Eurohoops: Hocam, 7-11’lik bir gidişat var ancak kaybedilen 11 maçın 8’i tek haneyle biterken kalan 3 maçın 2’sinde de son çeyreğe kafa kafaya girmiştiniz. Burada tek şerh Galatasaray maçı denebilir. Orada da 11 sayılık bir fark vardı. Yakın geçen maçları kazanmışlığınız da var elbette ama şu anda 7-11’lik gidişat, tam aksine 11-7 de olabilirdi. Bu kadar düşük bütçeyle böyle rekabetçi takımlar kurmanız nasıl oluyor?

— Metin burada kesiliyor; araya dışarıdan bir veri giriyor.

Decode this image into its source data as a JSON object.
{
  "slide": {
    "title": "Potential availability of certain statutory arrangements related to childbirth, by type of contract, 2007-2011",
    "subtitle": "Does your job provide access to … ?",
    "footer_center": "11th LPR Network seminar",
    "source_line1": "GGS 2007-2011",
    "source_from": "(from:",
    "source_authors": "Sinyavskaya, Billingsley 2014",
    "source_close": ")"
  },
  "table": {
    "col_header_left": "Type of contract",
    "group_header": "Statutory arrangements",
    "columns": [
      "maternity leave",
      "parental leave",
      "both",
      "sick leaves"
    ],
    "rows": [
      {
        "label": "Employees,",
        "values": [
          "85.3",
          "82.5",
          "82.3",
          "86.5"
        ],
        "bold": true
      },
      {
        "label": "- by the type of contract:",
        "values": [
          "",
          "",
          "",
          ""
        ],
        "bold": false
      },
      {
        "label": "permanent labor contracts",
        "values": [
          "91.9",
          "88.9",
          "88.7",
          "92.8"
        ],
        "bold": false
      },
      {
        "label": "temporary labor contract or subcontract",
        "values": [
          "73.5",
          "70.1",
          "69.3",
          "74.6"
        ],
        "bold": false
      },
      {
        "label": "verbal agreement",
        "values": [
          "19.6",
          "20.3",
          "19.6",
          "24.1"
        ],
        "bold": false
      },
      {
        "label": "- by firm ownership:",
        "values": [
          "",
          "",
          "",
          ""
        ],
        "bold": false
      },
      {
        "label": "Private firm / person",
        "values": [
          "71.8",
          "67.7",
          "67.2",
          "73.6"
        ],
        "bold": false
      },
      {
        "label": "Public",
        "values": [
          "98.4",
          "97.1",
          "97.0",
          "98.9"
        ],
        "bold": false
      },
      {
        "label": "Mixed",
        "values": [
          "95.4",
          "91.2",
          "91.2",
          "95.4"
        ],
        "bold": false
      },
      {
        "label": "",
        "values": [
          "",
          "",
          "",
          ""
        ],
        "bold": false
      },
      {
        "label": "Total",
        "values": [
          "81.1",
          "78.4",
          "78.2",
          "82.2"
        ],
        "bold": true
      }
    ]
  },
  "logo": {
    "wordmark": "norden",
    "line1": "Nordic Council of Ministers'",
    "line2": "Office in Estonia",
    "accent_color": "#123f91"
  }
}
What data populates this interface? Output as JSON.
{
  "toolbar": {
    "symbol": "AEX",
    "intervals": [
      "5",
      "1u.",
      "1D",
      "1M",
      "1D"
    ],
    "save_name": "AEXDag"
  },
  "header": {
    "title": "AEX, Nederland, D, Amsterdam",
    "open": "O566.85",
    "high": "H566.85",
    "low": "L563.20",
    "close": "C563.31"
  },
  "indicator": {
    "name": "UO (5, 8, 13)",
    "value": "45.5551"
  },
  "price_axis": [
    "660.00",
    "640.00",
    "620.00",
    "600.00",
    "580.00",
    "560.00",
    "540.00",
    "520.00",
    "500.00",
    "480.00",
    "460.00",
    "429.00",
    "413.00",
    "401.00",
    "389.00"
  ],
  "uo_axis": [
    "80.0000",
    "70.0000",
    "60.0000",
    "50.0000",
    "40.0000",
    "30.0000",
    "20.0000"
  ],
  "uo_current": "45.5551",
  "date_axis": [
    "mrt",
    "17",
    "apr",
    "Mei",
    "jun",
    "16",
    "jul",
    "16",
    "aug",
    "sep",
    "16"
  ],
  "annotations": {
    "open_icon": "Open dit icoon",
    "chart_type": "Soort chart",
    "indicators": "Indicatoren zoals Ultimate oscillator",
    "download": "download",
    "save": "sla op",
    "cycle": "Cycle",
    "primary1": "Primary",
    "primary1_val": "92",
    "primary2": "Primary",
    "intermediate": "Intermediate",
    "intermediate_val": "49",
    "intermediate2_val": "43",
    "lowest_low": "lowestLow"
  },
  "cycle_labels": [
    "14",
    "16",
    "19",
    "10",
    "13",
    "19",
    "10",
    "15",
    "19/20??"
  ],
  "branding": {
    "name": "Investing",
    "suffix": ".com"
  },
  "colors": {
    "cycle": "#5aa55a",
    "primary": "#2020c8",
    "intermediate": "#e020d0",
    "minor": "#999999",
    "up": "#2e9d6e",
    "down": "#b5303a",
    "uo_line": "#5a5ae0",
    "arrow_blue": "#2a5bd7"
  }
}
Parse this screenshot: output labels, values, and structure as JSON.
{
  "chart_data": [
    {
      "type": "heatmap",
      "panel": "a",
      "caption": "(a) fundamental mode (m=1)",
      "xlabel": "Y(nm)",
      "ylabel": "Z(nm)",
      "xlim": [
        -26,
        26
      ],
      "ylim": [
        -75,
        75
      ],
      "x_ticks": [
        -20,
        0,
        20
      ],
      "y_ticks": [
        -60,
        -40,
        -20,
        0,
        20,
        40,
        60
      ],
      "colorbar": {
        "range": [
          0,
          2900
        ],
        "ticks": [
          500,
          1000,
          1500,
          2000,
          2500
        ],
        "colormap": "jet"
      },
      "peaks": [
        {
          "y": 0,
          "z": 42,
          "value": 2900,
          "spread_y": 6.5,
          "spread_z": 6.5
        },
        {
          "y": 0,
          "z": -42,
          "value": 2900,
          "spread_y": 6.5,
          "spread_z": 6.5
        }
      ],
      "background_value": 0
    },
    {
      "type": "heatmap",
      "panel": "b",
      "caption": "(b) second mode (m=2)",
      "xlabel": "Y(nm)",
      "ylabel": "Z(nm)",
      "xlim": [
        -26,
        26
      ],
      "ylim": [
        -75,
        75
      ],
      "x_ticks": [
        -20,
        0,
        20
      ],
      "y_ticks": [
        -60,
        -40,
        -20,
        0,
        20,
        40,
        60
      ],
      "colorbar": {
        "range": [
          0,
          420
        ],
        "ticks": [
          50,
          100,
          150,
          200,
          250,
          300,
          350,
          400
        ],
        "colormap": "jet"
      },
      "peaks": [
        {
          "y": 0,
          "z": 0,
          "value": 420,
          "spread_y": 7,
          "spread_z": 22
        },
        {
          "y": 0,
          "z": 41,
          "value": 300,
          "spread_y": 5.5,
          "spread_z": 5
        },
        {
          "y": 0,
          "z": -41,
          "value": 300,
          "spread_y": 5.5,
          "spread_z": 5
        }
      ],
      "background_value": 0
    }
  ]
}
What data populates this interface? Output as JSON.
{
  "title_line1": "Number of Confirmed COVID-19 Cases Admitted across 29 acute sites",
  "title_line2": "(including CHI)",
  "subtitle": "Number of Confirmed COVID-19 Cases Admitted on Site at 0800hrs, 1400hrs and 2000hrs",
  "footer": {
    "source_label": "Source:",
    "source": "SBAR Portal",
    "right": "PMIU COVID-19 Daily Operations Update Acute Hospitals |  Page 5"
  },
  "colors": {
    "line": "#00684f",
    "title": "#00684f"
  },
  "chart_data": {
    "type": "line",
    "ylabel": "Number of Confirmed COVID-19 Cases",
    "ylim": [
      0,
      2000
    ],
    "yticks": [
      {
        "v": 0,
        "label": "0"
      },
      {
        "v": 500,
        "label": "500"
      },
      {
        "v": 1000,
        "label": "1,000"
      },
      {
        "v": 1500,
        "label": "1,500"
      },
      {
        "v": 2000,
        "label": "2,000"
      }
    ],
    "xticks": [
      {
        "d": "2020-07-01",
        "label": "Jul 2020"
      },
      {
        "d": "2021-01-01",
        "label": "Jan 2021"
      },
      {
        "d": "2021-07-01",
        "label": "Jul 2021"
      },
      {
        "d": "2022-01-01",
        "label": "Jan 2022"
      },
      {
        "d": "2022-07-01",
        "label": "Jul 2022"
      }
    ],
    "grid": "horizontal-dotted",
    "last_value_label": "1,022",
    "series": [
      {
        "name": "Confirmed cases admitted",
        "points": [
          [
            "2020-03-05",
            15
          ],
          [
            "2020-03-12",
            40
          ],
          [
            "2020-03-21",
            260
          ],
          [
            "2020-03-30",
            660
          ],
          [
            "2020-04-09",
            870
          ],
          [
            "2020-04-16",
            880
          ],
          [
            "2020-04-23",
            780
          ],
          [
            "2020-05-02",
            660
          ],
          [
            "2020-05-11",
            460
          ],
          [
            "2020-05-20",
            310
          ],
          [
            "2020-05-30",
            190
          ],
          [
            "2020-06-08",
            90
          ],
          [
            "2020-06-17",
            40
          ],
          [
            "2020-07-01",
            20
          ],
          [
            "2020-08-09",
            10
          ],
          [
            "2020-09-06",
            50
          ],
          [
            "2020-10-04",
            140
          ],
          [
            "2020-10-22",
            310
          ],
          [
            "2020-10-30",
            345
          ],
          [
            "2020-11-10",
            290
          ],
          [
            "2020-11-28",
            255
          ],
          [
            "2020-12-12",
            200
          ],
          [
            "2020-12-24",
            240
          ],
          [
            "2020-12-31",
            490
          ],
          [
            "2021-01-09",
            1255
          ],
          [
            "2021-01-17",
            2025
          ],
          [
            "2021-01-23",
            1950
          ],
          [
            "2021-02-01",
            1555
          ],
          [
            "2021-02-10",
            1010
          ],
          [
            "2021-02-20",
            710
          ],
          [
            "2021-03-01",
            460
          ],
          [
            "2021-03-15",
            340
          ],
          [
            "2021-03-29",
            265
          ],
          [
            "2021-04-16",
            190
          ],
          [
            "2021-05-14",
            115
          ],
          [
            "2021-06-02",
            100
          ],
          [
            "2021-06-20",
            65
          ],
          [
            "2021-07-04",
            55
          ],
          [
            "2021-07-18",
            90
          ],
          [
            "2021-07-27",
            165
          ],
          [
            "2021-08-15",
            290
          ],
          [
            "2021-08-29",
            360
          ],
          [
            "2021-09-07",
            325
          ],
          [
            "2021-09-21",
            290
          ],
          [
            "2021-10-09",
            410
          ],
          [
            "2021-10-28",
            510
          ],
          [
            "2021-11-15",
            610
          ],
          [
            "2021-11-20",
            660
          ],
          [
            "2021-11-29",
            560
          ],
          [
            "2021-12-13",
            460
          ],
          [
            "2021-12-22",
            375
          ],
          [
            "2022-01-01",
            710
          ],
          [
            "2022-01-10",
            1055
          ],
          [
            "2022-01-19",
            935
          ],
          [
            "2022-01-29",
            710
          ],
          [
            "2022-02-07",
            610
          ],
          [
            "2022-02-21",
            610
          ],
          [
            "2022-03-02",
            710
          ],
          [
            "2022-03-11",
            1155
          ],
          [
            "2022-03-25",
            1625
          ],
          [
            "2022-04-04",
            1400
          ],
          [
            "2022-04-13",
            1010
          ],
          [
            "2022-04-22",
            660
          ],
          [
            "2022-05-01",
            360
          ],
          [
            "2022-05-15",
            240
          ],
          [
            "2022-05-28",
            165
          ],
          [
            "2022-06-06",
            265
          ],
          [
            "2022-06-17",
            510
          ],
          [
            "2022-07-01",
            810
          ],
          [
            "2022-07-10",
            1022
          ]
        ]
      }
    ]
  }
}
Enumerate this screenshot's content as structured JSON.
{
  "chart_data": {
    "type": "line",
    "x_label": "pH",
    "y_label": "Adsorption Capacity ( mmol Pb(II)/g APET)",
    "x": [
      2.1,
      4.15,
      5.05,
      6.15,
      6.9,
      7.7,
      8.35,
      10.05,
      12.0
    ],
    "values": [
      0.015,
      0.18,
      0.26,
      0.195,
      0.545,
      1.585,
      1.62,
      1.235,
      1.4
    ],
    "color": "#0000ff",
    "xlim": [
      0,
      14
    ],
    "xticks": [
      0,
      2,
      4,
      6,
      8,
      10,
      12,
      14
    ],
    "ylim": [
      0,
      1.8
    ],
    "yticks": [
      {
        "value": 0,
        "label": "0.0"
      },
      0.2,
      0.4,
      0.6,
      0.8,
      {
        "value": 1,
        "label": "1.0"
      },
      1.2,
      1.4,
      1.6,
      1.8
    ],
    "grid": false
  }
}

Yani, zor bir soru. Aslına bakarsanız yıllardır bunu yapıyoruz ve bu artık bizim meydan okumamız oldu. Her sene kurduğumuz takımlarda kimyayı başta anlatmakta zorlanıyoruz ama ikna ederek bir araya geldiğimizde böyle bir şey ortaya çıkıyor. Bunu yaratmak kolay değil ama kulübümüzün ortamından kaynaklanıyor. Kulübümüzün huzurlu bir çalışma ortamı var. Öyle olunca da rekabetçi bir durum yaratıyoruz. Tabii kulübümüzün avantajları olduğu gibi dezavantajları da olabiliyor. Sene başında biraz maddi sıkıntı yaşadık, üstüne sakatlıklar geldi. Yaz döneminde uzunca bir süre salonumuzla ilgili sıkıntılar vardı ve kendi salonumuzda çalışamadık. Orada biraz sağlıklı kalıp, maddi dengeyi bulabilirsek daha fazla galibiyet sayımız olabilirdi. Fakat geç de olsa bir uyum, ritim yakaladık. Birbirimizi anlamaya başladık diye düşünüyorum oyuncularla.

Eurohoops: Büyükçekmece’yi içinde bulunduğu koşullar nedeniyle bir cazibe merkezi olarak adlandırmak zor olacak ama siz az önce ikna sürecinden bahsettiniz. Durum bu şekildeyken siz, transfer esnasında oyuncuları ikna etmek için neler söylüyorsunuz?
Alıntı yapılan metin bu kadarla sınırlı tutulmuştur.